Leo, protagonista di questa storia che si legge con piacere, è il figlio di una madre che lo ama, sì, ma che ha dovuto rinunciare a un pezzo di se stessa per farlo nascere e crescere. Non lo ha fatto sempre nel migliore dei modi? Forse. Di certo non è semplice essere madre, donna e in carriera. Qualcuno, specie negli ultimi anni, prova a darci un’altra visione e dirci che le donne possono fare tutto, senza rinunciare a nulla. L’esperienza, tuttavia, mette in evidenza le crepe di questo trend ed è una sottigliezza che Filippo Roma cattura nel suo romanzo.
Non è la madre il centro di Boomerang, almeno non solo lei.

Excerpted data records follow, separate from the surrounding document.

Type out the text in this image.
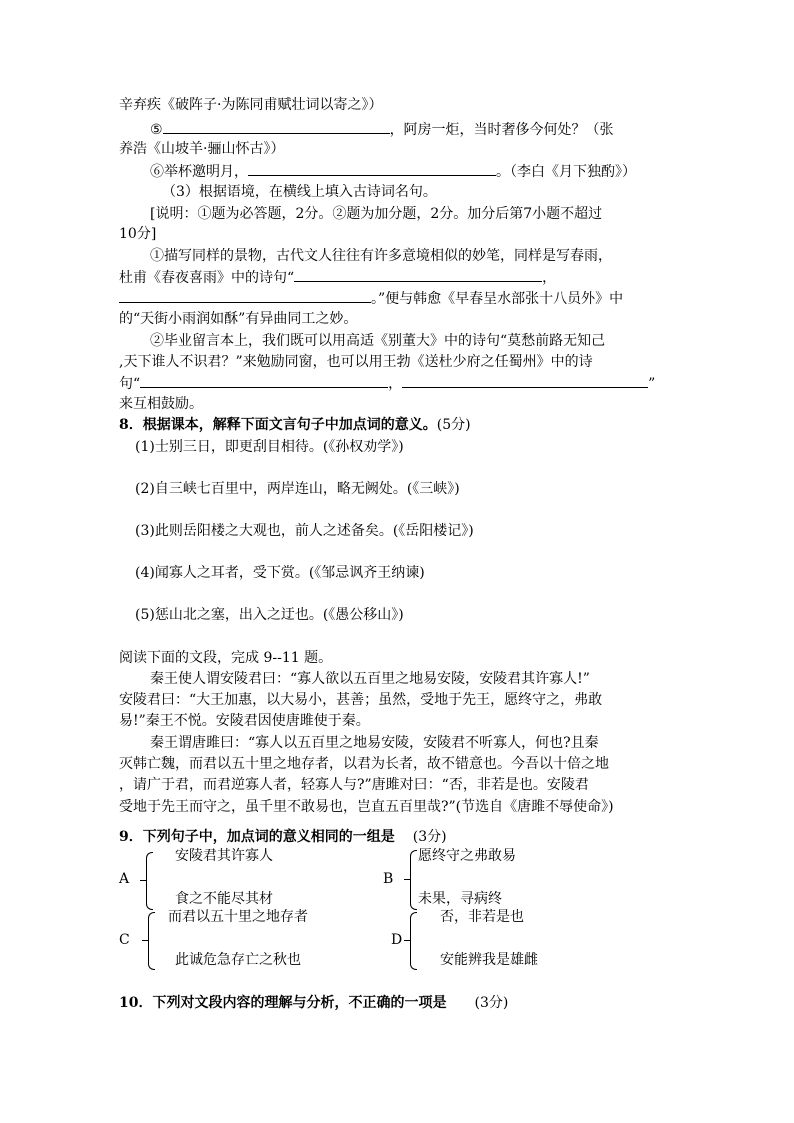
辛弃疾《破阵子·为陈同甫赋壮词以寄之》）
⑤	，阿房一炬，当时奢侈今何处？（张
养浩《山坡羊·骊山怀古》）
⑥举杯邀明月，	。（李白《月下独酌》）
（3）根据语境，在横线上填入古诗词名句。
[说明：①题为必答题，2分。②题为加分题，2分。加分后第7小题不超过
10分]
①描写同样的景物，古代文人往往有许多意境相似的妙笔，同样是写春雨，
杜甫《春夜喜雨》中的诗句“	，
。”便与韩愈《早春呈水部张十八员外》中
的“天街小雨润如酥”有异曲同工之妙。
②毕业留言本上，我们既可以用高适《别董大》中的诗句“莫愁前路无知己
,天下谁人不识君？”来勉励同窗，也可以用王勃《送杜少府之任蜀州》中的诗
句“	，	”
来互相鼓励。
8．根据课本，解释下面文言句子中加点词的意义。(5分)
(1)士别三日，即更刮目相待。(《孙权劝学》)
(2)自三峡七百里中，两岸连山，略无阙处。(《三峡》)
(3)此则岳阳楼之大观也，前人之述备矣。(《岳阳楼记》)
(4)闻寡人之耳者，受下赏。(《邹忌讽齐王纳谏)
(5)惩山北之塞，出入之迂也。(《愚公移山》)
阅读下面的文段，完成 9--11 题。
秦王使人谓安陵君曰：“寡人欲以五百里之地易安陵，安陵君其许寡人!”
安陵君曰：“大王加惠，以大易小，甚善；虽然，受地于先王，愿终守之，弗敢
易!”秦王不悦。安陵君因使唐雎使于秦。
秦王谓唐雎曰：“寡人以五百里之地易安陵，安陵君不听寡人，何也?且秦
灭韩亡魏，而君以五十里之地存者，以君为长者，故不错意也。今吾以十倍之地
，请广于君，而君逆寡人者，轻寡人与?”唐雎对曰：“否，非若是也。安陵君
受地于先王而守之，虽千里不敢易也，岂直五百里哉?”(节选自《唐雎不辱使命》)
9．下列句子中，加点词的意义相同的一组是 (3分)
A
安陵君其许寡人
食之不能尽其材
B
愿终守之弗敢易
未果，寻病终
C
而君以五十里之地存者
此诚危急存亡之秋也
D
否，非若是也
安能辨我是雄雌
10．下列对文段内容的理解与分析，不正确的一项是 (3分)
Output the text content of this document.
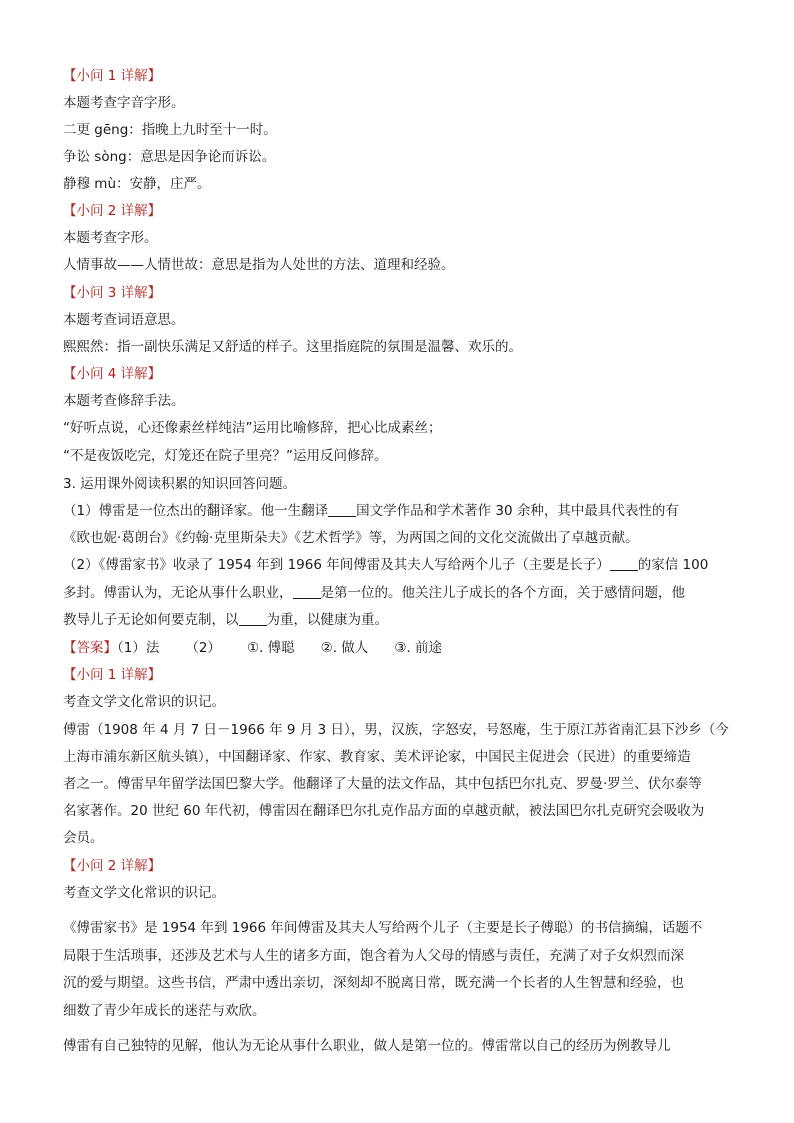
【小问 1 详解】
本题考查字音字形。
二更 gēng：指晚上九时至十一时。
争讼 sòng：意思是因争论而诉讼。
静穆 mù：安静，庄严。
【小问 2 详解】
本题考查字形。
人情事故——人情世故：意思是指为人处世的方法、道理和经验。
【小问 3 详解】
本题考查词语意思。
熙熙然：指一副快乐满足又舒适的样子。这里指庭院的氛围是温馨、欢乐的。
【小问 4 详解】
本题考查修辞手法。
“好听点说，心还像素丝样纯洁”运用比喻修辞，把心比成素丝；
“不是夜饭吃完，灯笼还在院子里亮？”运用反问修辞。
3. 运用课外阅读积累的知识回答问题。
（1）傅雷是一位杰出的翻译家。他一生翻译 国文学作品和学术著作 30 余种，其中最具代表性的有
《欧也妮·葛朗台》《约翰·克里斯朵夫》《艺术哲学》等，为两国之间的文化交流做出了卓越贡献。
（2）《傅雷家书》收录了 1954 年到 1966 年间傅雷及其夫人写给两个儿子（主要是长子） 的家信 100
多封。傅雷认为，无论从事什么职业， 是第一位的。他关注儿子成长的各个方面，关于感情问题，他
教导儿子无论如何要克制，以 为重，以健康为重。
【答案】（1）法 （2） ①. 傅聪 ②. 做人 ③. 前途
【小问 1 详解】
考查文学文化常识的识记。
傅雷（1908 年 4 月 7 日－1966 年 9 月 3 日），男，汉族，字怒安，号怒庵，生于原江苏省南汇县下沙乡（今
上海市浦东新区航头镇），中国翻译家、作家、教育家、美术评论家，中国民主促进会（民进）的重要缔造
者之一。傅雷早年留学法国巴黎大学。他翻译了大量的法文作品，其中包括巴尔扎克、罗曼·罗兰、伏尔泰等
名家著作。20 世纪 60 年代初，傅雷因在翻译巴尔扎克作品方面的卓越贡献，被法国巴尔扎克研究会吸收为
会员。
【小问 2 详解】
考查文学文化常识的识记。
《傅雷家书》是 1954 年到 1966 年间傅雷及其夫人写给两个儿子（主要是长子傅聪）的书信摘编，话题不
局限于生活琐事，还涉及艺术与人生的诸多方面，饱含着为人父母的情感与责任，充满了对子女炽烈而深
沉的爱与期望。这些书信，严肃中透出亲切，深刻却不脱离日常，既充满一个长者的人生智慧和经验，也
细数了青少年成长的迷茫与欢欣。
傅雷有自己独特的见解，他认为无论从事什么职业，做人是第一位的。傅雷常以自己的经历为例教导儿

Al centro ci sono la donna, il suo linguaggio, i sentimenti, i sacrifici di cui è capace, le sue fragilità e la sua forza.
E, oltre a raccontare la donna, Filippo Roma mette in discussione uno stereotipo. Leo è ancora un ragazzo quando capisce che da grande vuole fare lo scrittore. Il suo idolo, alla stregua di un cantante o di un calciatore, è uno scrittore che va a presentare la sua opera presso l’istituto che il ragazzo frequenta. A Leo piace leggere, anzi, i libri sono la via per evadere, per salvarsi, per comprendere se stesso, ma soprattutto gli altri, o più precisamente le donne.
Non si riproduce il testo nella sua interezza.